The state of attribution in 2018

16th January 2018 - 7 minutes read  Data & Analytics
dora moldovan - Head of Technology

The world of marketing data science is eagerly awaiting the Attribution product from Google, due to launch in Q1 of 2018. This is probably one of the most highly anticipated launches from Google, as it excites not only the data buffs, but the whole community. While we wait for the news from Google, we take a look at the state of attribution and reasons why everyone should get onboard the data-driven train.

The current state of play:

Measurement unit : Hit -> Session -> User
Attribution : Largely last-click

As Google Analytics has developed, matured and become an enterprise level product, there have been a few shifts in the unit of measurement paradigm.

Firstly, measurement and tracking have moved from the simplistic ‘hit’ approach to the more sophisticated ‘session’ metric. The need to understand user-behaviour beyond the ‘page-view’ made this decision an obvious one. With the shift in behaviour caused by mobile, the internet has become user-centric, and in a world where experience is now key, the ‘session’ metric is somewhat lacking – hence we’re seeing a second shift in measurement paradigms, towards the ‘user’ metric.

As we’ve become so much more sophisticated in our advertising, with audience consideration, at introducing channels that are brand-building or contributing to the user-experience outside the “in-market” pool, why are we still stuck on measuring conversions on the last click model?

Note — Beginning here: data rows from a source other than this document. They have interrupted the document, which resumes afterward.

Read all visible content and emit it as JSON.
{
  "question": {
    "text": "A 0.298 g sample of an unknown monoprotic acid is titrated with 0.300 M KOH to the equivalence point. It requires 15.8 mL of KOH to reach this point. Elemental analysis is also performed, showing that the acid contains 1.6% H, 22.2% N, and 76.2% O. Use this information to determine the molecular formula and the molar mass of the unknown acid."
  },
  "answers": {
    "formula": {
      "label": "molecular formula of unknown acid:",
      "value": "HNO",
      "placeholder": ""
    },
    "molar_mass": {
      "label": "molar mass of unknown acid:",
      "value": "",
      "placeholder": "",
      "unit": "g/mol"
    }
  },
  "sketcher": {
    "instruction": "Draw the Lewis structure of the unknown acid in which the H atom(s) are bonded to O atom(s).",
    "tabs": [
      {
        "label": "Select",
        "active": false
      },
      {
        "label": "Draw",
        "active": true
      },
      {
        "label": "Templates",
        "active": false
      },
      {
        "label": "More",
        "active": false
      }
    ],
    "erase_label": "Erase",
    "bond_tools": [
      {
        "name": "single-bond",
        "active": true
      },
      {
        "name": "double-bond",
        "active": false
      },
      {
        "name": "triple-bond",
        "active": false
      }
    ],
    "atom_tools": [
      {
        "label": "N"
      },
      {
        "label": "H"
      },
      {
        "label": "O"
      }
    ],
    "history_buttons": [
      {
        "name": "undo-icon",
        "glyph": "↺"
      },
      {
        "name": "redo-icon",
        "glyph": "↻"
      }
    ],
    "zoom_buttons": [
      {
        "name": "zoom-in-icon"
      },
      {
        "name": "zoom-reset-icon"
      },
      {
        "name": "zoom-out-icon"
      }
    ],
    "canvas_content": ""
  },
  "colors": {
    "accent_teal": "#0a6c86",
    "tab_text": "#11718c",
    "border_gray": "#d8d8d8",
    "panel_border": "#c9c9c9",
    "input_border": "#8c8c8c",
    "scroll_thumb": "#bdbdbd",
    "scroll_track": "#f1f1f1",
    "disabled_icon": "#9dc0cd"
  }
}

Well, last-click attribution is roundly understood, it’s easy to grasp and widely spread. Everyone in the industry understands it and is able to operate within it’s parameters. Alongside these “advantages” it is also easy to reverse engineer, meaning that tracking mishaps or creative tagging can easily be remedied. This forgiving nature of it means that clarity in data is not a stringent requirement.

Does all of this make it “wrong”? Definitely not, it’s just a little tired, fairly unsophisticated and somewhat short-sighted when it comes to measuring the more sophisticated channels.

While some other static attribution models have been available in GA for quite a while, and the multi-channel funnel reports on assisted metrics have been pretty useful to shift the mindset from the last click method, they’ve lacked the dynamic ability to measure an ever changing landscape.

Introducing data-driven attribution

The discovery and consideration phase in the journey to conversion happens on different devices and via different channel interactions, disrupting the last -click order. It is only fair that we finally start looking at attribution through a more dynamic, fair lens.

Google understands this and employed a sophisticated games theory algorithm (Shapley Value) in their data-driven approach to attribution. While the concept has been around for quite a while, the execution at scale is definitely a job for a giant. The algorithm’s approach literally A/B tests each path to conversion to determine each channel’s contribution and assigns a fraction of the conversion/revenue against each.

The definitive guide from Google available here.

Why is this a better approach? Simply because it democratises attribution, it’s able to dynamically change the rules with every new channel combination that results in a conversion, and it takes every single touchpoint into account. It also shifts the focus from attribution for the sake of adoption, to attribution as a true and accurate means of optimisation. No surprise that Google has already rolled it out into their Double Click and AdWords products already.

While this all sounds like the perfect solution, there are some things to keep in mind:

  • It is not possible to easily reverse engineer the model, meaning that tagging mistakes are costly and may render the results unusable.
  • Sending data into the wrong channel will change the weighting of it and may cause unexpected results. Get in touch with Found for a tracking/ GA audit.
  • Years of marketing experience have no voice in the model, meaning we cannot tweak it manually to skew it towards a channel we know works well. Also, we’re not able to discount the direct channel – which has been a well-known practice adopted by Google in their default reporting model.

What to expect with DDA in 2018:
The Attribution product is pretty likely to polarize the ecosystem. There will be the “Happy adopters” – data-driven people that trust and understand the machine revolution will likely jump on this bandwagon, they will make the effort to understand it and cleverly use their data to feed the model while using its output to make better marketing decisions.

We’re also expecting a certain degree of confusion and perhaps reticence – people that will find it hard to let go of last-click – and rightly so, as they have no idea of DDA historical performance, so they will hang on to what is known.

The conclusion is that there are no winners/losers or one report being right and another one wrong, just degrees of sophistication. As trust in automated models will increase, so will adoption of DDA.

As an agency we’re keen to educate ourselves, our clients and our ecosystem as we’re seeing our world shaped and transformed by clever uses of data.